Policy recommendations
We make the following recommendations in relation to the eastern Indian Ocean:
1. Australia and France should use their experience in bilateral cooperative fisheries enforcement in the Southern Ocean to promote similar bilateral or regional cooperative arrangements elsewhere in the Indian Ocean, potentially including the eastern Indian Ocean.
2. Australia and France should facilitate greater cooperation among regional coastguard agencies. They should consider joining with like-minded partners to create arrangements for dialogue, cooperation and training among Indian Ocean coastguards. This could include a dedicated facility for the professional development of senior coastguard officials in the region.
3. Australia and France should work together to promote the establishment of integrated national maritime domain awareness systems in the Indian Ocean, including in countries such as Sri Lanka, Bangladesh and the Maldives. Such national systems could then work more effectively with regional maritime domain awareness systems being developed by India and other countries in the Indian Ocean.

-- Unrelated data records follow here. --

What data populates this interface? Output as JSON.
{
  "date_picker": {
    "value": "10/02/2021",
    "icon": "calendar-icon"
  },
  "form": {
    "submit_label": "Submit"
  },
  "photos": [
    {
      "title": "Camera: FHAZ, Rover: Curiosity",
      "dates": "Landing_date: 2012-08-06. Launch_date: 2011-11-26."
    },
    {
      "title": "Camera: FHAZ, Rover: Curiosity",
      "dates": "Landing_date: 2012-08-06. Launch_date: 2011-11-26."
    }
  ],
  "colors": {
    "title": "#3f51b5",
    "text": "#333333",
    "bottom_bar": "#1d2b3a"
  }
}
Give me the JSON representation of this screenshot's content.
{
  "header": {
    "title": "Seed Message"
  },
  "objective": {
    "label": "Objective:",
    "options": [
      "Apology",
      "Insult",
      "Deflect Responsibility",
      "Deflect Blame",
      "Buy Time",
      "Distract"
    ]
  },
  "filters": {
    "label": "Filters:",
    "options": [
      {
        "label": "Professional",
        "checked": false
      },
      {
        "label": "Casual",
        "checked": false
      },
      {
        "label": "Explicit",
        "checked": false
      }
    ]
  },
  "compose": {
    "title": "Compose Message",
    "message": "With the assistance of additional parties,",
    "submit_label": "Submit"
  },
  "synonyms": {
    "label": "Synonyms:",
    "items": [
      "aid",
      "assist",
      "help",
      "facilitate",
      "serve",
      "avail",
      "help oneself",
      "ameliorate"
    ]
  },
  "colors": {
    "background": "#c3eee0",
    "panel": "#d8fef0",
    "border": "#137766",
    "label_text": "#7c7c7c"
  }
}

4. Australia and France, which have the strongest maritime search and rescue capabilities among Indian Ocean states, should coordinate their capacity-building efforts with other countries that manage search and rescue regions in the Indian Ocean.
5. Australia and France, along with other key countries, such as India, should jointly develop their training and capacity-building efforts in port state control to live inspection and enforcement rates among Indian Ocean states. This should be coordinated through the Indian Ocean Memorandum of Understanding on Port State Control.
6. There is considerable scope for developing framework disaster management arrangements between Australia and France and other key Indian Ocean states. Those arrangements would create coordination mechanisms for responding to disasters using the experience of ASEAN and the FRANZ arrangements among Australia, France and New Zealand in the South Pacific.
7. Australia should promote cooperation with France in high-level scientific research alliances relevant to the ‘blue economy’ and climate change, leveraging where appropriate the Intergovernmental Oceanographic Commission Perth Programme Office facility for the Indian Ocean. Several areas of potential cooperation in ocean science are listed in this report.
8. Australia and France should join with other like-minded countries to establish an Indian Ocean Environmental Security Forum. The forum would bring together representatives from military and civilian agencies across the Indian Ocean region to create shared understandings of environmental security threats and help establish habits of dialogue in the field of environmental security. The forum could operate under the auspices of the Indian Ocean Rim Association.
9. Australia and France could consider working together to promote an international agreement to overcome current deficiencies in international law in relation to the protection of the integrity of undersea communications cables.